Potential false negatives, false positives and over-diagnosis have been cited as barriers towards screening. The emotional and psychological patient benefits and harms of RCC screening have yet to be quantified [63]. An evaluation of a screening programme for RCC must take into consideration the impact of incidentally detected benign renal lesions on patients and health services. At present, 15–30% of small renal masses (SRM) are found to be benign following surgical excision [79‐81]. Advances in the determination of the aetiology of SRMs, with increased utilization and better interpretation of renal biopsy, may reduce these rates in future [82], as may novel urinary or serum biomarkers. Contrast-enhanced ultrasound (CEUS), an emerging imaging modality, involves the injection of a microbubble contrast agent in addition to conventional ultrasound. Due to its invasive nature and requirements for trained staff it does not represent a candidate for screening.

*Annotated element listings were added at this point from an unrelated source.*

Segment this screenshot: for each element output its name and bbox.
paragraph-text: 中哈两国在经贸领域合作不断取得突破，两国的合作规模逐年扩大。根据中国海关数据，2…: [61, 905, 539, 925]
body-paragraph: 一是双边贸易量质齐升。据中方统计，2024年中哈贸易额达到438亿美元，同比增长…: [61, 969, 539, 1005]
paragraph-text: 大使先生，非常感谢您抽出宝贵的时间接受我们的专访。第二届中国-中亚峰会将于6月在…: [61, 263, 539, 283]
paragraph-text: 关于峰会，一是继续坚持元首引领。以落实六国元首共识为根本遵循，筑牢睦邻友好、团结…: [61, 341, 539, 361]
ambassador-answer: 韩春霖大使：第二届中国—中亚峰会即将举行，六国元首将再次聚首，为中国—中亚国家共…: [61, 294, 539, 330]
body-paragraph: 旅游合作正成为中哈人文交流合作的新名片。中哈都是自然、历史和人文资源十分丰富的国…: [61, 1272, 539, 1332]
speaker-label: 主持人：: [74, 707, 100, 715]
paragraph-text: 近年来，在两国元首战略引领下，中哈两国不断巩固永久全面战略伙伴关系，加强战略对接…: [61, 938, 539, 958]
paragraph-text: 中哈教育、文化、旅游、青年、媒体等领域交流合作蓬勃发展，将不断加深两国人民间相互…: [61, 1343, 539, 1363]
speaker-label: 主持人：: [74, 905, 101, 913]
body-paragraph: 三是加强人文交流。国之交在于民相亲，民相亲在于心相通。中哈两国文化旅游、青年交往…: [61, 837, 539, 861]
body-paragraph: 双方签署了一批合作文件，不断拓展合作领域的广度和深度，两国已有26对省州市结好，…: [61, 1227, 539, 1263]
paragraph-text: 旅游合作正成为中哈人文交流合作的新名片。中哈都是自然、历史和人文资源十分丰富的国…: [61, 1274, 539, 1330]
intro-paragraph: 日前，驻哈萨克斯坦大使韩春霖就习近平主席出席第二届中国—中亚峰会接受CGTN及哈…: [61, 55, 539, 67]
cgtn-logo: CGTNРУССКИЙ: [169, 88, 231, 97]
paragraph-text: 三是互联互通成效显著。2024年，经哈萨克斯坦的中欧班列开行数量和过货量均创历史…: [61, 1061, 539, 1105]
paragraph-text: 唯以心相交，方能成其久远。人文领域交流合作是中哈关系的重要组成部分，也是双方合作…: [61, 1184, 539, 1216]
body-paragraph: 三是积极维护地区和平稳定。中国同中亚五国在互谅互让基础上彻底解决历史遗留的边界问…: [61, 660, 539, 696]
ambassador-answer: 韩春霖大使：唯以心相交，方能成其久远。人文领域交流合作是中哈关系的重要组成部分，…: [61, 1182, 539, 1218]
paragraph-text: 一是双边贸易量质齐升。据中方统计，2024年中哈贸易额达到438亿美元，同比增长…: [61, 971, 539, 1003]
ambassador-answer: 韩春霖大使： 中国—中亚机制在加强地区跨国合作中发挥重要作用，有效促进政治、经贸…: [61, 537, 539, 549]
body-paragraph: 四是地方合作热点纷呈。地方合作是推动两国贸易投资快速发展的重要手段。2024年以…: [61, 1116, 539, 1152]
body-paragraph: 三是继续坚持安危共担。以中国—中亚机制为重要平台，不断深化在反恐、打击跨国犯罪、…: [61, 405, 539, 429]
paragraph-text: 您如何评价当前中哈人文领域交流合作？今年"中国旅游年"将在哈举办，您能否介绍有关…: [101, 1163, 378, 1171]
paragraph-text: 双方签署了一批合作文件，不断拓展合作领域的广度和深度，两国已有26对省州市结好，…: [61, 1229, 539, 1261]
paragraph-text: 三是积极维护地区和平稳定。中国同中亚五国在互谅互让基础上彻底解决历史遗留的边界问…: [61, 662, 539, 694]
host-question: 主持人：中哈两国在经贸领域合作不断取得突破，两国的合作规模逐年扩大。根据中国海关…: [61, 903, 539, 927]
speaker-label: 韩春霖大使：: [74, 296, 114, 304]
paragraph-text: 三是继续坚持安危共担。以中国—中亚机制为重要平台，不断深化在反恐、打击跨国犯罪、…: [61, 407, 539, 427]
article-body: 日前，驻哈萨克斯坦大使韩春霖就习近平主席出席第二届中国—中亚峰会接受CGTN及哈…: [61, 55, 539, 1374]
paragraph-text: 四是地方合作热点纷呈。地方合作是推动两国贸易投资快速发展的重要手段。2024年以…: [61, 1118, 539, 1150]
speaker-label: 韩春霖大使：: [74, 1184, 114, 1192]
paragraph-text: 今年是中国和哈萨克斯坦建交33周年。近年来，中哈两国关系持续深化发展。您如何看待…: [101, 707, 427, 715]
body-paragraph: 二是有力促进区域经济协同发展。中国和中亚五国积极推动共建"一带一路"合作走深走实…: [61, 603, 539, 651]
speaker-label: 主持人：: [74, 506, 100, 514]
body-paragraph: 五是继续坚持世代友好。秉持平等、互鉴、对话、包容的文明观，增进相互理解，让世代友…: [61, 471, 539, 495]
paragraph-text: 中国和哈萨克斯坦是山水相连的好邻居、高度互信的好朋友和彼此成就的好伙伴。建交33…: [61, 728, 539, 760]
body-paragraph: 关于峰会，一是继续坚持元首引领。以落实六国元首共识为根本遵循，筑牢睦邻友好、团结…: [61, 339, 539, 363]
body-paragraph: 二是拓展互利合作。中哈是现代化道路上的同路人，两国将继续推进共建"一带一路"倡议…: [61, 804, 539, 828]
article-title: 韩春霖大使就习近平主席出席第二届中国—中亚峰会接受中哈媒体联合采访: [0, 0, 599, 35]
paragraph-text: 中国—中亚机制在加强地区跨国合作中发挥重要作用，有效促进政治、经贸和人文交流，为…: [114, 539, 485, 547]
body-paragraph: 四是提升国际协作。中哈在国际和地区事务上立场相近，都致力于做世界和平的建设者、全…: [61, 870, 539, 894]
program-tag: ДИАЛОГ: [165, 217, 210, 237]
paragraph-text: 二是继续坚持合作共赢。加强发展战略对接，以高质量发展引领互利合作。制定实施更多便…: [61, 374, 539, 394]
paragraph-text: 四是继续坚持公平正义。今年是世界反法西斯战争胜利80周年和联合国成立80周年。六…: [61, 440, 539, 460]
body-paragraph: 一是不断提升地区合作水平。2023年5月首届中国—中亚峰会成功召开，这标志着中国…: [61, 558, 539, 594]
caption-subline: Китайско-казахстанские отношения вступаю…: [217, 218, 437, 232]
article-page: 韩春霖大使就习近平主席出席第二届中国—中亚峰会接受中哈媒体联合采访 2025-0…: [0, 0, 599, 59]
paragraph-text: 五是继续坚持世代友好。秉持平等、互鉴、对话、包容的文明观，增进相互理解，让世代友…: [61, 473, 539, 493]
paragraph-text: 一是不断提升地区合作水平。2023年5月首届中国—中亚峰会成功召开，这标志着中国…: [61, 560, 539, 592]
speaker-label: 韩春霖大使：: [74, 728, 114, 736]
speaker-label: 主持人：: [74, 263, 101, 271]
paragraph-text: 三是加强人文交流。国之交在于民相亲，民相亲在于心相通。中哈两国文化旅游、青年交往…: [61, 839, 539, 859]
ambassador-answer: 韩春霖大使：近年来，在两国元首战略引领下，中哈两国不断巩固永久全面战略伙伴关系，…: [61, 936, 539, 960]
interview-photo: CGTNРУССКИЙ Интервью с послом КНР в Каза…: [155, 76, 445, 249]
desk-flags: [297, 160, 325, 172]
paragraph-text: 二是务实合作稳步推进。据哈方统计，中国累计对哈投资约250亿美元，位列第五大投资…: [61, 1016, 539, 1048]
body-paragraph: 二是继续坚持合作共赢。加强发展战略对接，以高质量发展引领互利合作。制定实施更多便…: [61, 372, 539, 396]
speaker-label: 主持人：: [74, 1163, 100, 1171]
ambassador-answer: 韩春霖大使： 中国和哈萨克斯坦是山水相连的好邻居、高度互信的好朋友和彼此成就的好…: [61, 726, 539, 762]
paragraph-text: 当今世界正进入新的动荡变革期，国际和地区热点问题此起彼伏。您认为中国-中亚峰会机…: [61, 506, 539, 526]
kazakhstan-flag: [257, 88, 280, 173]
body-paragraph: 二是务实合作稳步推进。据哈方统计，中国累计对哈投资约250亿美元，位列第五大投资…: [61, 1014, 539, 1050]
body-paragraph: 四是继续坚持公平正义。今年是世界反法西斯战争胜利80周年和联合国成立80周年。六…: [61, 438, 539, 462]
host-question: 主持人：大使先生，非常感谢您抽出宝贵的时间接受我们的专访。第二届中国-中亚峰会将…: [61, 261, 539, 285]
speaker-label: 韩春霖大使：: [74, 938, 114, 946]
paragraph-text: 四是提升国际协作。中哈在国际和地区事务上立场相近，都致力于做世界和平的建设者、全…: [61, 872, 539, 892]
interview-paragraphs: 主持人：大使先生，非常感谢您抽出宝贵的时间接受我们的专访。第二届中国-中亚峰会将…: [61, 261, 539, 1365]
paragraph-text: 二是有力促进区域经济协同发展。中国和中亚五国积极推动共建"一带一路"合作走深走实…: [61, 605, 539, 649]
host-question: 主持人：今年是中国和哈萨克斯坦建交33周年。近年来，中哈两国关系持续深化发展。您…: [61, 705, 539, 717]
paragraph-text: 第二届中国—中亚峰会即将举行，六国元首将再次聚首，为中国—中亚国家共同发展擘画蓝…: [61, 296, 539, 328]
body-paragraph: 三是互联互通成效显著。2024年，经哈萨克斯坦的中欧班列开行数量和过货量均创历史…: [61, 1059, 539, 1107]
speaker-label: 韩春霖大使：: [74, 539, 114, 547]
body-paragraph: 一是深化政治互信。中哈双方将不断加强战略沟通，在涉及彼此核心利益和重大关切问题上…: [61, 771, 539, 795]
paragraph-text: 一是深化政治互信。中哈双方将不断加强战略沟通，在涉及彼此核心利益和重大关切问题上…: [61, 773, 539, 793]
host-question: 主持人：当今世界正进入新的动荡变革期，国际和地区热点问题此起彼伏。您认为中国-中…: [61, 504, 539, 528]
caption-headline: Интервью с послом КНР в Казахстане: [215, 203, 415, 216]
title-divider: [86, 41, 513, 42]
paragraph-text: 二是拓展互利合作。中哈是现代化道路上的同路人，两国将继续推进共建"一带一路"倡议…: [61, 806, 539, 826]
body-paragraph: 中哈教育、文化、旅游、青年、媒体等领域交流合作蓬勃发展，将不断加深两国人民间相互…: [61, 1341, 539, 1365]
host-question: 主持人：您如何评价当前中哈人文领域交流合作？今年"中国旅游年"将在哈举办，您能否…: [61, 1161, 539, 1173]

However, a meta-analysis demonstrated a sensitivity of 88% and specificity of 80% in the differential diagnosis of benign and malignant tumours, suggesting there may be a role for CEUS in complementing contrast abdominal CT for differentiation of benign and malignant renal masses in future [83].

Screening for RCC also raises the potential issue of over-diagnosis of slow-growing SRMs that would never become clinically significant [37]. Up to one-third of SRMs exhibit aggressive potential (rapid growth or doubling time < 12 months), with the remainder growing slowly or remaining stable in size [84, 85]. Fenton et al. calculated that the sojourn time (mean duration of the detectable preclinical period) of RCC is between 3.7 and 5.8 years, suggesting that most RCs detected by CT screening among middle-aged Americans are likely to progress to clinical diagnosis [44]. Following advances in our understanding of the natural history of SRMs, active surveillance with delayed intervention, either operative or ablative, has become a solution to reduce over-treatment.